About Ambika P3 (http://www.p3exhibitions.com)
Ambika P3, formerly known as P3, is a 14,000 square foot triple height subterranean space in central London, converted from the vast former concrete construction hall for the University of Westminster's School of Engineering. Built in the 1960s, its dramatic and impressive scale and its many retained industrial features offer an unprecedented environment for the exhibition of multi-disciplinary and performative art. It is located below ground opposite Baker Street Tube Station on Marylebone Road.
About Kinetic Art
Kinetic art is art that has a life of its own. It was pioneered by world famous artists including Maholy Nagy, Jean Tinguely, Marcel Duchamp and Alexander Calder during the 1900s.
The earliest attempts to incorporate kinetics in an artwork was Moholy-Nagy's Space-Light Modulator, a sculpture producing moving shadows made at the Bauhaus between 1922 and 1930 and certain Constructivists works including Marcel Duchamp's Rotary Glass Plate and Rotary Demisphere (Precision Optics), and Alexander Calder's motorized sculptures from 1930s.
The expression Kinetic Art was used from the mid-1950s onward. It referred to an international trend followed by artists such as Soto, Takis, Agam and Schoffer. Some Kinetic artists also worked in the field of Op Art. Their works were influenced by a modernist aesthetic and could be made with contemporary materials (e.g., aluminum, plastic, neon).

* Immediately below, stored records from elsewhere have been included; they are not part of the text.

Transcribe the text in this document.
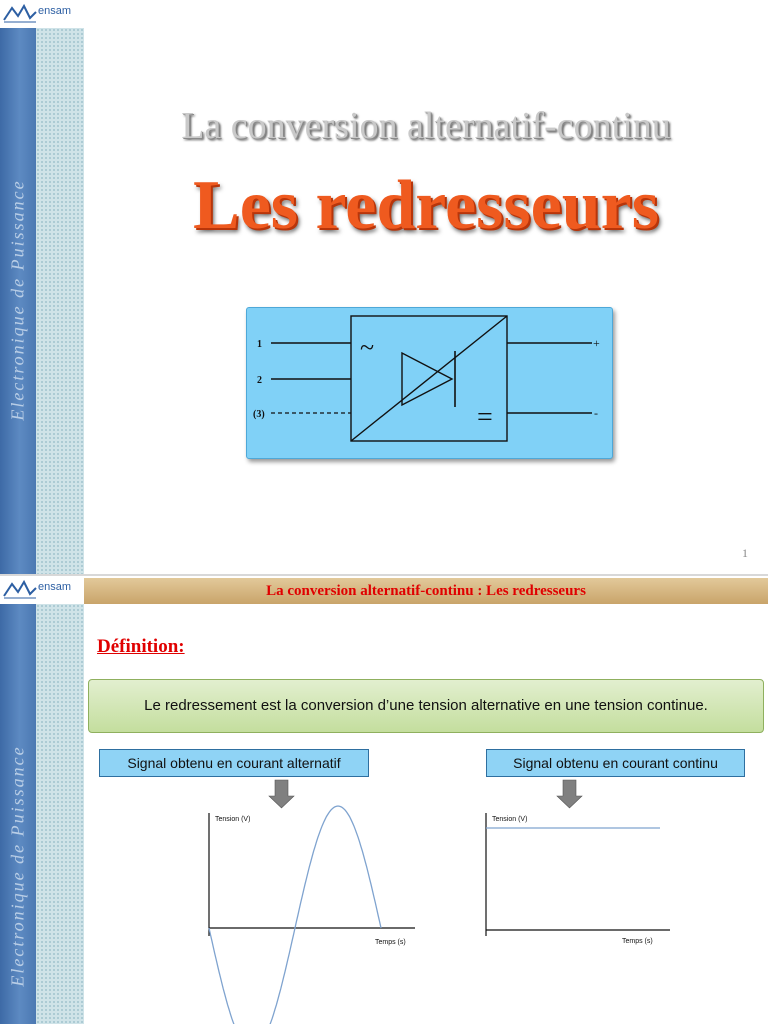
Electronique de Puissance
ensam
La conversion alternatif-continu
Les redresseurs
1
2
(3)
+
-
~
=
1
Electronique de Puissance
ensam	La conversion alternatif-continu : Les redresseurs
Définition:
Le redressement est la conversion d’une tension alternative en une tension continue.
Signal obtenu en courant alternatif	Signal obtenu en courant continu
Tension (V)
Temps (s)
Tension (V)
Temps (s)
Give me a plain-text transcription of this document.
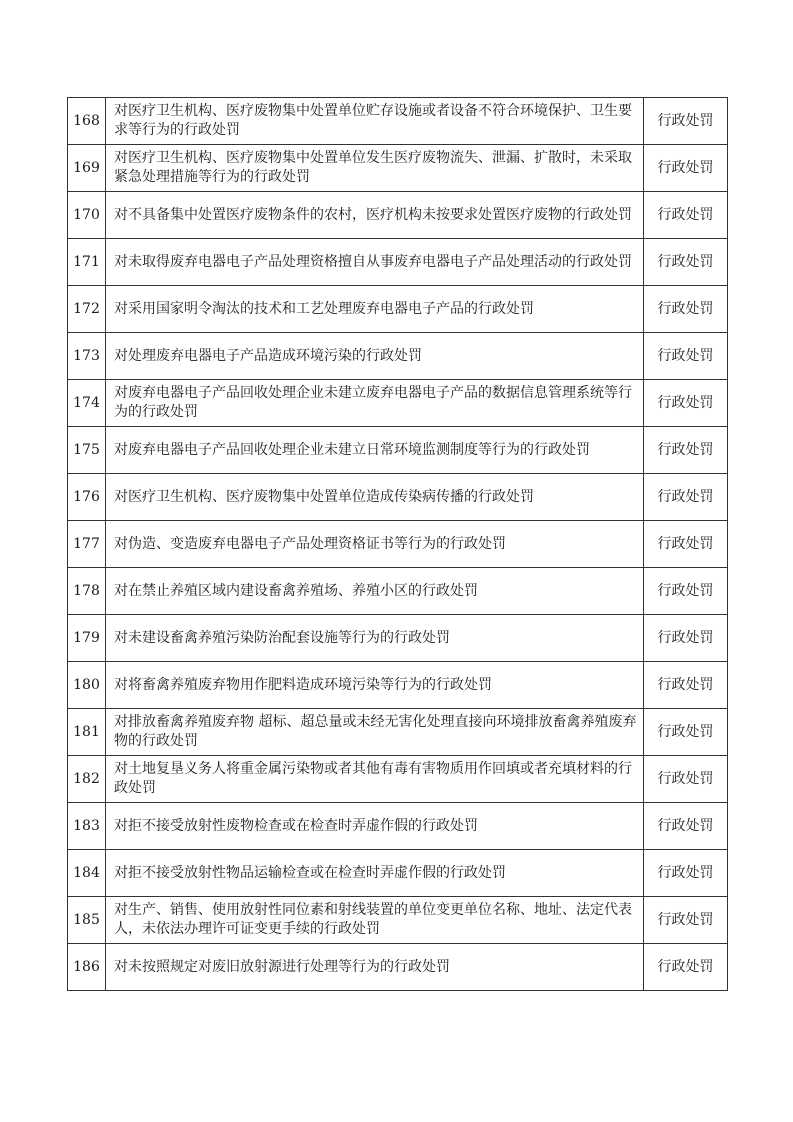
168	对医疗卫生机构、医疗废物集中处置单位贮存设施或者设备不符合环境保护、卫生要求等行为的行政处罚	行政处罚
169	对医疗卫生机构、医疗废物集中处置单位发生医疗废物流失、泄漏、扩散时，未采取紧急处理措施等行为的行政处罚	行政处罚
170	对不具备集中处置医疗废物条件的农村，医疗机构未按要求处置医疗废物的行政处罚	行政处罚
171	对未取得废弃电器电子产品处理资格擅自从事废弃电器电子产品处理活动的行政处罚	行政处罚
172	对采用国家明令淘汰的技术和工艺处理废弃电器电子产品的行政处罚	行政处罚
173	对处理废弃电器电子产品造成环境污染的行政处罚	行政处罚
174	对废弃电器电子产品回收处理企业未建立废弃电器电子产品的数据信息管理系统等行为的行政处罚	行政处罚
175	对废弃电器电子产品回收处理企业未建立日常环境监测制度等行为的行政处罚	行政处罚
176	对医疗卫生机构、医疗废物集中处置单位造成传染病传播的行政处罚	行政处罚
177	对伪造、变造废弃电器电子产品处理资格证书等行为的行政处罚	行政处罚
178	对在禁止养殖区域内建设畜禽养殖场、养殖小区的行政处罚	行政处罚
179	对未建设畜禽养殖污染防治配套设施等行为的行政处罚	行政处罚
180	对将畜禽养殖废弃物用作肥料造成环境污染等行为的行政处罚	行政处罚
181	对排放畜禽养殖废弃物 超标、超总量或未经无害化处理直接向环境排放畜禽养殖废弃物的行政处罚	行政处罚
182	对土地复垦义务人将重金属污染物或者其他有毒有害物质用作回填或者充填材料的行政处罚	行政处罚
183	对拒不接受放射性废物检查或在检查时弄虚作假的行政处罚	行政处罚
184	对拒不接受放射性物品运输检查或在检查时弄虚作假的行政处罚	行政处罚
185	对生产、销售、使用放射性同位素和射线装置的单位变更单位名称、地址、法定代表人，未依法办理许可证变更手续的行政处罚	行政处罚
186	对未按照规定对废旧放射源进行处理等行为的行政处罚	行政处罚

Most kinetic works were moving geometric compositions. In Italy artists belonging to Gruppo N, founded in Padua in 1959 (including Biasi, Costa and Massironi, among others), carried out experiments with light, projections and reflections associated with movement, time and space.
The members of the French group GRAV, which included Le Parc, Morellet and Sobrino and was established in 1960's in Paris, created optical and kinetic environments that disturbed and interfered with meanings and relations to space.
The term Kineticism broadened the concept of Kinetic Art to all artistic works involving movement. It applies to all those artists today who work with any kind of movement in relation to space, time, energy and matter.
Modern contemporary kinetic and electronic artworks utilise and warp technology itself, to explore, nurture and comment on our evolutionary processes and challenge scientific and universal exploration.